Roberts PR., Paisey JR., Betts TR., Allen S., Whitman T., Bonner M., Morgan JM.
OBJECTIVE: Animal studies have shown that defibrillation in coronary veins is more effective than in the right ventricle. We aimed to assess the feasibility of placing defibrillation electrodes in the middle cardiac vein (MCV) in man and its impact on defibrillation requirements.
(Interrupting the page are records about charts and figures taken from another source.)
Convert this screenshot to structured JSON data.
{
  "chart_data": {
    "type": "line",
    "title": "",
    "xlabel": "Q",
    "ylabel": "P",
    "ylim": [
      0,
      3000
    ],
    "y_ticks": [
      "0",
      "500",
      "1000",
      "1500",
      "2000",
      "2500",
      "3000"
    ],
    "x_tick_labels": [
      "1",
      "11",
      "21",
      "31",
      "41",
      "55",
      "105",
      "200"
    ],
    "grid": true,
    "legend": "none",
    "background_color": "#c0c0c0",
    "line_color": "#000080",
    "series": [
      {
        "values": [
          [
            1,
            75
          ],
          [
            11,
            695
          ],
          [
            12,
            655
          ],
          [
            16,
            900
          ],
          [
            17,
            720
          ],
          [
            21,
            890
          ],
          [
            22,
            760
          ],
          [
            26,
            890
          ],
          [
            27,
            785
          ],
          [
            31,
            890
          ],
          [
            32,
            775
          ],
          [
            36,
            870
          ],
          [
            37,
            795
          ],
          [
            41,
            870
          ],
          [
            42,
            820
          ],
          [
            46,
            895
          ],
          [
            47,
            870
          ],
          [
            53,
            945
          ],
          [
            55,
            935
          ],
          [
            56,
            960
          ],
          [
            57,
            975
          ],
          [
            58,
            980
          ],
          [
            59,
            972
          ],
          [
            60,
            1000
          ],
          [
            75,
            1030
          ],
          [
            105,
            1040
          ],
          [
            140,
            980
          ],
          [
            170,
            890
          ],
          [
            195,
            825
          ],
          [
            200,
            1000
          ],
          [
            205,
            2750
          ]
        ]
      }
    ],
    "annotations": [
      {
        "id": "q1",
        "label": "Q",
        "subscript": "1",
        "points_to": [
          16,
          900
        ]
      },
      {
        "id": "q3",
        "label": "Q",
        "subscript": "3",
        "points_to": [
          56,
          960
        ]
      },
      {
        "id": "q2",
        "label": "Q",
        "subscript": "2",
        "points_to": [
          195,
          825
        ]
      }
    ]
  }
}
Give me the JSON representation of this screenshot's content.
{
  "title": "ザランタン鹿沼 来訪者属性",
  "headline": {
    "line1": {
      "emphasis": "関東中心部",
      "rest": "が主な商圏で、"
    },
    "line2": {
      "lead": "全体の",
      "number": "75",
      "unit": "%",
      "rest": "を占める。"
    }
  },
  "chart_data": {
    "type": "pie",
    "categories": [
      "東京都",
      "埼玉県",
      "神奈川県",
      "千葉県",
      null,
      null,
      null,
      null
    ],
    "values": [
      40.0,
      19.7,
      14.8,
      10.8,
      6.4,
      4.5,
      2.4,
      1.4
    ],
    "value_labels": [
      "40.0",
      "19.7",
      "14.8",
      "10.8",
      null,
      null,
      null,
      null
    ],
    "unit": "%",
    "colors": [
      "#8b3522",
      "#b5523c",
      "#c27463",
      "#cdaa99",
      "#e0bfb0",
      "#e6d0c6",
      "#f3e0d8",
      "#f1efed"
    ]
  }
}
METHODS: A prospective randomised study conducted in a tertiary referral centre. 10 patients (9 male) undergoing ICD implantation (65 (12) yrs) for NASPE/BPEG indications were studied. Defibrillation thresholds (DFT) were measured, using a binary search and an external defibrillator after 10 seconds of ventricular fibrillation, for the following configurations in each patient (order of testing randomised): RV + MCV --> Can and RV --> SVC + Can. INTERVENTIONS: A dual coil defibrillation electrode was placed transvenously in the right ventricle (RV) in the conventional manner. Using a guiding catheter a 3.2 Fr (67.5 mm length) electrode was placed transvenously in MCV. A test-can was placed subcutaneously in the left pectoral region. RESULTS: Lead placement was possible in 8/10 pts. Time to perform a middle cardiac venogram and place the electrode was 21 (23) mins. No adverse events were observed. Defibrillation current was less (6.7 (2.7) A) with RV + MCV --> Can compared to the conventional RV --> SVC + Can configuration (8.9 (3.4) A, p = 0.03). There was no significant difference in defibrillation voltage or energy. However, shock impedance was higher in the former configuration (57 (10) v. 43 (6) Omega, p = 0.001). CONCLUSIONS: In the majority of cases placement of a defibrillation lead in MCV is feasible. Defibrillation current requirements are 25% less when the shock is delivered using a MCV electrode.